THE BASICS. 2014 was a bad year for Dutch pension funds because:
(1) Long-term interest rates fell significantly.
(2) They will have to cope with stricter regulations that further lower the interest rates they use to calculate their liabilities, whereas the solvency requirements will be stricter as from 2015.
(3) All this comes at a time of a ‘societal dialogue’ about the future of the pension system.
THE DETAIL. The fall in long-term interest rates means that the volume of pension liabilities has increased significantly, exerting strong downward pressure on coverage ratios, despite positive returns from most asset classes. Lower interest rates also mean that the cost price of pensions has risen strongly. The fall in long-term interest rates is the result of continued efforts by central banks—for us, the European Central Bank—to ease monetary conditions. In theory, lower interest rates should lead to higher asset prices, and the resulting rise in financial wealth should trigger higher spending.
But this is not working.
As debt-laden governments and households are unwilling to borrow and the households that have room to take on debt are apprehensive about their income and jobs outlook, central banks’ efforts resemble pushing on a string. Although the total value of assets on the balance sheets of Dutch pension funds have risen, the stronger pace of liability growth (and hence the lower coverage ratios) means that many have been unable to meet their inflation pegs.
The lack of final demand—clearly one of the most pressing problems in the European economy—is also holding back cash-rich companies from spending their money on new investments.
It is hard to see how Europe can break out of this vicious circle.
From 2015, the UFR will be a 120-month moving average of the one-year forward rate of a maturity of 59 years, instead of the fixed rate of 4.2%. In practice this means that liabilities will be calculated using lower interest rates. Given the past decade’s history of interest rates, this new UFR method will put downward pressure on coverage ratios for the next 10 years. At the same time, solvency requirements for Dutch pension funds will become stricter as they will have to keep more reserves against their (listed and unlisted) equity and credit bond investments, in particular. Pension funds face stricter rules for inflation indexation and cuts in entitlements. This will not help consumer spending in the Netherlands and thus will not help the Dutch and European economies grow again.
THE RESULT. Households have significantly lower confidence in pension funds now than prior to the global financial crisis. Of course, pension knowledge and awareness are broadly low among the public.
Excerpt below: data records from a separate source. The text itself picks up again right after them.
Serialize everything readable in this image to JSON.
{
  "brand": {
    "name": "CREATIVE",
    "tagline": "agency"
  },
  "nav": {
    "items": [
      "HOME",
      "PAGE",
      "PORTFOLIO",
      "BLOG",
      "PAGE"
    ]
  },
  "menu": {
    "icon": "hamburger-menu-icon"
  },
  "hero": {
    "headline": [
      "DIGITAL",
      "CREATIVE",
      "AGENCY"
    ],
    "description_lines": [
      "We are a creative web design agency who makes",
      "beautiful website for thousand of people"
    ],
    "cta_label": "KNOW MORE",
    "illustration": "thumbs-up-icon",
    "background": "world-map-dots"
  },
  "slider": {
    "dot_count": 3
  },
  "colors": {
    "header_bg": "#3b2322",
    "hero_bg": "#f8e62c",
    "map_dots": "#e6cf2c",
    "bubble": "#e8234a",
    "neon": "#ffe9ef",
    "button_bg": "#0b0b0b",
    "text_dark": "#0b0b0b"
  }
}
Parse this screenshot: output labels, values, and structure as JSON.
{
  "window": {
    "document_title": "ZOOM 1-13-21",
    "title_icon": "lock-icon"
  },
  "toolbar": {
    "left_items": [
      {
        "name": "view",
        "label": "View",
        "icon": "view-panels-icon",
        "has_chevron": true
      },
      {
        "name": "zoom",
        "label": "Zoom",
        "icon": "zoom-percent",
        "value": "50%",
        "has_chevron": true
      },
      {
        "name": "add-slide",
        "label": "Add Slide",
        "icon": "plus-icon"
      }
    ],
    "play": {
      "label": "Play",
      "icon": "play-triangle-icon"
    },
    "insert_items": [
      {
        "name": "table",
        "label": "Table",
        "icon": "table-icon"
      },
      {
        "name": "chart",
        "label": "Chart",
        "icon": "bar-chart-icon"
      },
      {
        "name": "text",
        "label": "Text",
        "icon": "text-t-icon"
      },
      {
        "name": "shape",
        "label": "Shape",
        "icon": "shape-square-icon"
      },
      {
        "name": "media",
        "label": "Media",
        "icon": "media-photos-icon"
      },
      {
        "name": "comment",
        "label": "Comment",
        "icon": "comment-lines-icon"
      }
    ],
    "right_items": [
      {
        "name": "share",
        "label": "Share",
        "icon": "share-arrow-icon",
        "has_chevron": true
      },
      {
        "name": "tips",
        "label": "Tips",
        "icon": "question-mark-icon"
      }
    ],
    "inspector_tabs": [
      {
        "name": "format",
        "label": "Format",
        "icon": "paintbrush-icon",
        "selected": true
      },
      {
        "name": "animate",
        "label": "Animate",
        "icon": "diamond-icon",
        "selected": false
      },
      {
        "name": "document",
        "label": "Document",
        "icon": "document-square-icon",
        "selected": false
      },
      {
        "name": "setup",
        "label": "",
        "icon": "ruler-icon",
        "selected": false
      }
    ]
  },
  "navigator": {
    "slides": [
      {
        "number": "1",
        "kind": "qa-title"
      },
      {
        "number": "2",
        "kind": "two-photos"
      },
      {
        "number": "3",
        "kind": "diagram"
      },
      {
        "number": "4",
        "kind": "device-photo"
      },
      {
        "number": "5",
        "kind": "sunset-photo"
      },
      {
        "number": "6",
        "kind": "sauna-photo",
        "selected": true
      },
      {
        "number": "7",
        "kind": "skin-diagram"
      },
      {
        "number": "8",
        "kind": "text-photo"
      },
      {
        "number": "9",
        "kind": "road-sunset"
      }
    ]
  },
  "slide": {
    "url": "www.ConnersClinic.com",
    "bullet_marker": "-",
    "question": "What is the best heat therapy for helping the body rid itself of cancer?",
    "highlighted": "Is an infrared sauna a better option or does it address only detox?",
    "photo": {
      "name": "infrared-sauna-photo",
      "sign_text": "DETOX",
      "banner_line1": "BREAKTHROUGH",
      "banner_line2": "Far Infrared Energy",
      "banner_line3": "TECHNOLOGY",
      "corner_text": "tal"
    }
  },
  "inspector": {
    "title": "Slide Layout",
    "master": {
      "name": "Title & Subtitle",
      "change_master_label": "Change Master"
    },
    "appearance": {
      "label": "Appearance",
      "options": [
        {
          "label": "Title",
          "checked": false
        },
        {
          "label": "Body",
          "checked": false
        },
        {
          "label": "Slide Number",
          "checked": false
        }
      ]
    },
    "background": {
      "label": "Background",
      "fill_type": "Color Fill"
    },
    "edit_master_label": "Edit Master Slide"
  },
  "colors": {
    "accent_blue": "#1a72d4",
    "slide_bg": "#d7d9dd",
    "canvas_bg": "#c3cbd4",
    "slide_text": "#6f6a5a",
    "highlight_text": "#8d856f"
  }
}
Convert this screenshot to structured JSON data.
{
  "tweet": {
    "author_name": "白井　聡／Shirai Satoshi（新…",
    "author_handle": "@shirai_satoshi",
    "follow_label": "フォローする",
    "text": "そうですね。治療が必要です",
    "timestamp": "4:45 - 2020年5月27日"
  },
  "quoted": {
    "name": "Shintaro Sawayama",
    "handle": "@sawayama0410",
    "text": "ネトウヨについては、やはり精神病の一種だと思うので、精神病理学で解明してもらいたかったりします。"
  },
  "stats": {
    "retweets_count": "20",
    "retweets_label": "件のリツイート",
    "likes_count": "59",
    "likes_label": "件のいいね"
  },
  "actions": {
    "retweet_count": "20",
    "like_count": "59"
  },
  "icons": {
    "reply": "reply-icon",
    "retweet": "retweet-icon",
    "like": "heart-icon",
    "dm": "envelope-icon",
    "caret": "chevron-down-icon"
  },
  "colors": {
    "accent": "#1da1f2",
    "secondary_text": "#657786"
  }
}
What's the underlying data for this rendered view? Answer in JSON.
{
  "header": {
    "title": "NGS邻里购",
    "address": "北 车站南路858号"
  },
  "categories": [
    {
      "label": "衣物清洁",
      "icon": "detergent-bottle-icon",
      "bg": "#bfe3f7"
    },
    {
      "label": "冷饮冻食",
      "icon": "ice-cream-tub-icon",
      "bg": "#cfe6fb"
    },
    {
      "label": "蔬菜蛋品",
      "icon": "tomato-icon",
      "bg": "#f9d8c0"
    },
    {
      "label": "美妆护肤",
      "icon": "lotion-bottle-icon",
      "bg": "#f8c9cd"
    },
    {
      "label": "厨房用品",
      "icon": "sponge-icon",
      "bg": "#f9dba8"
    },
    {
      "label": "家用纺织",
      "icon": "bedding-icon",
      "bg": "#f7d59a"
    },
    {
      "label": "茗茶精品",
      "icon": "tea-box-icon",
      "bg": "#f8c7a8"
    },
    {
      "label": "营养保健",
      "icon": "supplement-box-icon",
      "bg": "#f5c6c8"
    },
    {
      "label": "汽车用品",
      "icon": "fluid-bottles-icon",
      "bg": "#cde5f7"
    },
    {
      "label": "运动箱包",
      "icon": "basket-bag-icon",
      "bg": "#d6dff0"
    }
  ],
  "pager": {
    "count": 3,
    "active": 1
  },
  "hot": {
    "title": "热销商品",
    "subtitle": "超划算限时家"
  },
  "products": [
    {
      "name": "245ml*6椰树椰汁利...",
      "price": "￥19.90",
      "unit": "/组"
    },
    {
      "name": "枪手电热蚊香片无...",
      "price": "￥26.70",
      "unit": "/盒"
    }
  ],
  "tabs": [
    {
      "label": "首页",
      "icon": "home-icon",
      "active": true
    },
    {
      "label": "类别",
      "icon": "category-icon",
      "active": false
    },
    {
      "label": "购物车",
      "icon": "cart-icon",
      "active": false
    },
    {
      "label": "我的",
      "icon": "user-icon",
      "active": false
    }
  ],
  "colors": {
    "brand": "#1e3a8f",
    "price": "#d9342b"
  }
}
Nevertheless, the rude awakening that pensions were not safe at all times, of cuts in entitlements at some pension funds, the inability to give inflation indexation by many more funds, and the increase in the pension age are undermining confidence in the system.
Starting next year, the tax-allowed level of pension premia will be lower. Politicians and the media expect lower pension premia as a result, thereby forgetting that the cost price of pensions has risen and that coverage ratios are in need of repair. People have to work longer and face the risk of lower pension income. At the same time, the employers’ federations and the trade unions—together the organisers of the pension system in the Netherlands—are unwilling or unable to act as ‘champions’ to defend their system. Thus, the collective assets of Dutch pension funds run the risk of falling prey to the ever-present hunger of politicians for money. It is against this background that a ‘societal dialogue’ takes place about the future of the Dutch pension system.
To be sure, changes are necessary to make the system sustainable. However, the risk is clearly there that changes will be forced upon it that serve interests other than of those who aspire to maintain a good, healthy pension system.
Bernard Walschots is the CIO of Rabobank Pension Fund.